2. `transform_output(self,output)`
This method is for processing the raw JSON response from the API into a more usable format. For example, you can extract relevant fields, flatten a nested structure, or convert it into a specific object.

```python
def transform_output(self, output: dict) -> dict:
    """
    Transforms the raw API response into a clean dictionary.
    """
    # Example: Extracting specific fields from the JSON response
    transformed_data = {
        'id': output.get('id'),
        'name': output.get('name'),
        'value': output.get('details', {}).get('value')
    }
    return transformed_data
```

3. `save_func(self,results)`
This method defines how to persist a list of processed results. It is called automatically by the framework when the `save_interval` is reached. A common implementation is to save the data to a CSV or JSON file.

```python
def save_func(self, results: list):
    """
    Saves a list of results to a CSV file.
    """
    df = pd.DataFrame(results)
    # Use mode='a' to append to the file, and header=not os.path.exists(path)
    # to write the header only once.
    df.to_csv('results.csv', mode='a', header=False, index=False)
```

### Step 3: Run the Client
Once your class is defined, you can instantiate it and use the `get_items_with_ids` or `get_items` methods to fetch data in bulk. These methods should be run within an `async function.

```python
import asyncio
import pandas as pd
import os

# Assuming the MyApiClient class from above is defined here

async def main():
    # A list of item IDs to fetch
    item_ids_to_fetch = [f"id_{i}" for i in range(100)]

    # Instantiate the client
    client = MyApiClient()

    print("Starting API calls...")
    
    # Fetch all items, with a maximum of 10 concurrent requests
    # The results will be saved to 'results.csv' every 50 items.
    all_results = await client.get_items_with_ids(
        inputs=item_ids_to_fetch,
        save=True,
        save_interval=50,
        concurrent_requests=10
    )

    # Ensure the session is closed gracefully
    await client.close()

    print(f"Finished. Total results processed: {len(all_results)}")
    # The `all_results` variable contains a list of tuples: [(item_id, result), ...]

if __name__ == "__main__":
    # Initialize the results file with a header before starting
    if not os.path.exists('results.csv'):
        pd.DataFrame(columns=['id', 'name', 'value']).to_csv('results.csv', index=False)
    
    asyncio.run(main())
```

## Class References

ApiBase
The abstract base class for creating an API client.

Public Methods
async def get_items(self, inputs: list, save: bool = False, save_interval: int = 50000, concurrent_requests: int = 5) -> list

Fetches multiple items concurrently from a list of inputs.
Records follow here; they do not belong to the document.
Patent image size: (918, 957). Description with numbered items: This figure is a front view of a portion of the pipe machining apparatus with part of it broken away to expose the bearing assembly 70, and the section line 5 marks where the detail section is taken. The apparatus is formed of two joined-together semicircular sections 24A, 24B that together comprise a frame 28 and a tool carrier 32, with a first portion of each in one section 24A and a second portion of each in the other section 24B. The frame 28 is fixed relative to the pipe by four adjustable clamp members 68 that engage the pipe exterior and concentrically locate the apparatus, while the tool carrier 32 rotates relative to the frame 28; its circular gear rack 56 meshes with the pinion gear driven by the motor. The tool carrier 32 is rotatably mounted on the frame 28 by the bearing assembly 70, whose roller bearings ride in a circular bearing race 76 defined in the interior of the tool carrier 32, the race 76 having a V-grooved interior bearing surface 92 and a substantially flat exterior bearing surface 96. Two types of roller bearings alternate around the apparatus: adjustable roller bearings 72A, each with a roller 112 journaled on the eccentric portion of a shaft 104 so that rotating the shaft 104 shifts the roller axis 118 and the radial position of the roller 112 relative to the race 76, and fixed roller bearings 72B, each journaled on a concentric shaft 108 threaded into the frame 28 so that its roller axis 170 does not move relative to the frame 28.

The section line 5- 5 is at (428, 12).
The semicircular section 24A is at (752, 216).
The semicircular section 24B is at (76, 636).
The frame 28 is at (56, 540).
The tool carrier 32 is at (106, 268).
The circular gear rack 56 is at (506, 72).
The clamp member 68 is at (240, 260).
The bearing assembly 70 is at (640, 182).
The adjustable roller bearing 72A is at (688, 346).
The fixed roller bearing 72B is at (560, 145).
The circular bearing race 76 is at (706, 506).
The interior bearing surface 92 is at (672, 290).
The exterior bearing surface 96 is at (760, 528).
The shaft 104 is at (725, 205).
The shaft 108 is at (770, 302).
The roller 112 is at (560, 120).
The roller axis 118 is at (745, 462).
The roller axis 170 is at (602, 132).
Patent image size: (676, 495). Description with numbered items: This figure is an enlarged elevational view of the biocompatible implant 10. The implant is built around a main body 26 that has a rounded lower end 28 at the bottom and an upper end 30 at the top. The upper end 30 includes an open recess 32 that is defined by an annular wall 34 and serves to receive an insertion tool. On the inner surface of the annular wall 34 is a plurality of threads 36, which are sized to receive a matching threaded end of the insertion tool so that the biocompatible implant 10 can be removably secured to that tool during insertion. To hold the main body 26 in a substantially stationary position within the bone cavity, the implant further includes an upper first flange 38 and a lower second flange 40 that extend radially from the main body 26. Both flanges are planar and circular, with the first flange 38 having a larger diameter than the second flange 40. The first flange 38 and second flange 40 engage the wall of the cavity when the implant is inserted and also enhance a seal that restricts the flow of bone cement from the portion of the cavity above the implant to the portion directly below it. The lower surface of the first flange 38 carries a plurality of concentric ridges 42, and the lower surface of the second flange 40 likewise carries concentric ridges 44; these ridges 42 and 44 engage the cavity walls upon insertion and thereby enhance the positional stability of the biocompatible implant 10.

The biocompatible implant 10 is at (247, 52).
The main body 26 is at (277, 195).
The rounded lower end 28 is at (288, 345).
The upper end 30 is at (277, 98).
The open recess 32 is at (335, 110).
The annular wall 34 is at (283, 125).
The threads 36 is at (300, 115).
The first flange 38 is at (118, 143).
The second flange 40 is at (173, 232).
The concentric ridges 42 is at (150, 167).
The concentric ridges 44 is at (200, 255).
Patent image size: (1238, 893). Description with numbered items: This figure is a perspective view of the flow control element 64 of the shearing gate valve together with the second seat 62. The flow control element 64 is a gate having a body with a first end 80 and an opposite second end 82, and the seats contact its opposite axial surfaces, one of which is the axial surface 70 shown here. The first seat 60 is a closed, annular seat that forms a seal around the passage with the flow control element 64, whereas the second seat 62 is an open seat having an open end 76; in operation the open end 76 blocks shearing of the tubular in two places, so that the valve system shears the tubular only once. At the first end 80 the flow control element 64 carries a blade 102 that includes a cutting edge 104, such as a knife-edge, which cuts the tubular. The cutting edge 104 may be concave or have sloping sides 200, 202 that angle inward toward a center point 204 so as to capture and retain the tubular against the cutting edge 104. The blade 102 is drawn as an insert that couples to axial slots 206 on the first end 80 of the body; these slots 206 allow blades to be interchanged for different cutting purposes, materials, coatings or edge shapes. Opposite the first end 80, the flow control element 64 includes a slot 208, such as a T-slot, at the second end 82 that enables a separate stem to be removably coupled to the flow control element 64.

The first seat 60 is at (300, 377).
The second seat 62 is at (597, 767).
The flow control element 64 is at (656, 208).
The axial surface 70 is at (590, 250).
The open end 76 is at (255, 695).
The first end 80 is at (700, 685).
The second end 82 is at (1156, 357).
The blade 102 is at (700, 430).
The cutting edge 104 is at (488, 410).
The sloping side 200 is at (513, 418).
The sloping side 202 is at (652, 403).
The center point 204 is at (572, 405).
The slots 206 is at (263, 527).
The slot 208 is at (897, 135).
Returns: A list of processed results.

async def get_items_with_ids(self, inputs: list | dict, save: bool = False, save_interval: int = 50000, concurrent_requests: int = 5) -> list

Similar to get_items, but associates each result with its original input ID.

Returns: A list of tuples, where each tuple is (item_id, result).

async def close(self)

Closes the underlying aiohttp.ClientSession. It's important to call this when you are done to release resources.

Abstract Methods (to be implemented by subclass)
get_item(self, item)

transform_output(self, output)

save_func(self, results: list)

⚠️ Error Handling
The module will automatically handle network errors and common HTTP status codes.

If a 429 Too Many Requests status is received, a RateLimitError is raised, and processing will stop.

If a 401 Unauthorized status is received, an APIkeyError is raised.

Other client or server errors are logged, and the corresponding item will have a result of None.